A report from the Institute of Cancer Research has found that cancer patients are waiting longer than ever for access to innovative drug treatments.
A recent report from the Institute of Cancer Research (ICR; London, UK) has found that cancer patients are waiting longer than ever for access to innovative drug treatments due to delays in clinical trials and drug patent licensing.
The newly released report titled ‘From patent to patient – analysing access to innovative cancer drugs’ compared data from 2000–2008 with that from 2009–2016 in the aim to assess how well the drug approval system is benefiting patients. It looked at data regarding authorization from the European Medicines Agency (EMA; London, UK) and the National Institute for Health and Care Excellence (NICE; London, UK).
Despite a rise in cancer research and development of novel treatments, the time from a drug gaining patent to its clinical use has increased in the last 8 years from 12.7 years to 14.1. The time between the start of a Phase I clinical trial to a drug gaining EMA authorization has also increased from 7.9 years to 9.1.
“Our analysis gives us a vivid picture of the state of the nation in cancer drug discovery, development, licensing and appraisal. It’s great news that the incredible scientific advances we have seen over the last decade are fueling an increase in the rate of drug discovery and development, but it’s clear that we need to do so much more to get innovative new treatments to patients” commented Paul Workman from the ICR.
Despite these delays, the study also demonstrated that in the same time frame, the rate of authorization has nearly doubled from 7.5 to 14.6 new drugs being approved by the EMA each year. However, this is having little effect on the speed of NICE appraisal. Although it has been starting drug appraisals earlier, often before gaining EMA license, the speed of appraisal has only increased by 0.7 months.
The report also found a difference in the types of drugs being approved, demonstrating a bias towards certain tumor types; over one third of total drug authorizations were for blood cancers with 15 for breast cancer but none for brain, esophageal, bladder or womb cancer types.
Of the 97 drugs authorized by the EMA, only eight were suitable for the treatment of children and only two of these were for use on solid tumors; these make up to 60% of pediatric cancer cases and can be harder to treat than blood cancers.
“For some cancers, we are in an exciting new era of precision medicine – made possible by fantastic progress in discovering exciting new targeted medicines. But we have seen far less progress against many other tumor types, and much less progress in children than in adults” commented Olivia Rossanese, also of the ICR.

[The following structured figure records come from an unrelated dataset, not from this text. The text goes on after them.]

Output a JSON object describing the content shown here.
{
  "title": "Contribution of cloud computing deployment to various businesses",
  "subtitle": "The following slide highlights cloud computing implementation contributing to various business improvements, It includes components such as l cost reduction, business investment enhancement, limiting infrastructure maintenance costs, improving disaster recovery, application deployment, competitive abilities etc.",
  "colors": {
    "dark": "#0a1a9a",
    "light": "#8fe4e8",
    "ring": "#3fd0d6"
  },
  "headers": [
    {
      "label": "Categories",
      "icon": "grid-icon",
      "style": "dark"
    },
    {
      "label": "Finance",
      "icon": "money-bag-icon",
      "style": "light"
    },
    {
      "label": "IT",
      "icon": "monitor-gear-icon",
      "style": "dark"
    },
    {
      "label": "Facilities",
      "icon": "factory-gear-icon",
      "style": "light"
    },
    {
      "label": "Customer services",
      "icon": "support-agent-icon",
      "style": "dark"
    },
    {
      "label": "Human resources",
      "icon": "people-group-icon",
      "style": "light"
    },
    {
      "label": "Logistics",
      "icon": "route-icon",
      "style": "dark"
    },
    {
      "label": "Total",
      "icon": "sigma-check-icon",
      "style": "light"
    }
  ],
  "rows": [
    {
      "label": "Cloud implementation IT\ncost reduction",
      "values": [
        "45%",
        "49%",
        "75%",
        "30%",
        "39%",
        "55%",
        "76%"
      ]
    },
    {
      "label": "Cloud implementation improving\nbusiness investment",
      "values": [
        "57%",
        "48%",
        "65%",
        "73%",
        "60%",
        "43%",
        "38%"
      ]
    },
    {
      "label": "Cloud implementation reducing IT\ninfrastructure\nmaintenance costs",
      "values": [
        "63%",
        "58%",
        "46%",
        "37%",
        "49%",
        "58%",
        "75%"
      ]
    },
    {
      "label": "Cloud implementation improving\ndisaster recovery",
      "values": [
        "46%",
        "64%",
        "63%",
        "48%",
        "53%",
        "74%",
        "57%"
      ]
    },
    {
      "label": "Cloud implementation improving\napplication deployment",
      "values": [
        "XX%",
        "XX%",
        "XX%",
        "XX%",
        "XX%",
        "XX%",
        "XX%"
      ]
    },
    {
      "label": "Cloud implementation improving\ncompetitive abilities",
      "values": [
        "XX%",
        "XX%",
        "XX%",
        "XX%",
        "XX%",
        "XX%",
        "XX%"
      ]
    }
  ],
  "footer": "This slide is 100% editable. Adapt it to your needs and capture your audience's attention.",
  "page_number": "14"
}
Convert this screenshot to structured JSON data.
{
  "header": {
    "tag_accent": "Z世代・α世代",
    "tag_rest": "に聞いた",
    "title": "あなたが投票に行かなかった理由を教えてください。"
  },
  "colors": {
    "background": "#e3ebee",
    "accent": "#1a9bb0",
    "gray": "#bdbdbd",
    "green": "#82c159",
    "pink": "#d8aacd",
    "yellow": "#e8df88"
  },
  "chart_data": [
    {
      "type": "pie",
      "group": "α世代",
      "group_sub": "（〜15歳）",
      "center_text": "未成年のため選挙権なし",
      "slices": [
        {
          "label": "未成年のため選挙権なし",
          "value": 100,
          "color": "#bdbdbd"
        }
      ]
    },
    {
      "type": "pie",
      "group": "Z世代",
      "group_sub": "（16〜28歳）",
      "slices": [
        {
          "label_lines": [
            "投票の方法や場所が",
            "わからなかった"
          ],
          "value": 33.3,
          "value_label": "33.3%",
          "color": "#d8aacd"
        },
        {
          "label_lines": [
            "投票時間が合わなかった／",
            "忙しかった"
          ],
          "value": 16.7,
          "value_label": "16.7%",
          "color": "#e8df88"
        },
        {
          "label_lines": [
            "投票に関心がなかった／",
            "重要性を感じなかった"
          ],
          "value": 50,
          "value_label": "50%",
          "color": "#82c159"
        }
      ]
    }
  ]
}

It also showed that the less innovative drugs were more likely to gain approval with only 38% of high innovation drugs passing NICE evaluation, making it harder for patients to receive the more innovative treatments.
“We also need NICE to place much more emphasis on innovation in assessing new cancer drugs, so we can give patients access to exciting new treatments that attack cancers in brand new ways. We need genuinely novel drugs that deliver step-change benefits either on their own or in combination in order to meet the major clinical challenge of cancer evolution and drug resistance” added Workman.
The ICR propose that increasing the speed of developing targeted cancer treatments may be achieved through smaller, smarter trials which involve patients being selected on a genetic basis. “It is frustrating to see the journey to patients slowing down when it should be speeding up. We need to address the regulatory barriers in setting up and running clinical trials, and in getting drugs licensed at as early a stage as possible” continues Workman.
In response to their findings, the ICR are calling for the combined support of pharmaceutical companies, drug regulation agencies and the Government to speed up the process of developing cancer treatments. The ICR are also pushing for change in the appraisal of drugs, particularly focusing on the importance of the degree of scientific innovation.
“Our report clearly shows that drugs are taking longer to reach patients when we would expect the process to be getting quicker. With targeted treatments, it should be possible to run smarter, faster trials and to take a more flexible approach to assessing the results for rapid regulatory approval. We also want to see innovative new drugs become available to patients earlier in the course of their treatment, to give them the best possible chance of benefiting” concluded Rossanese.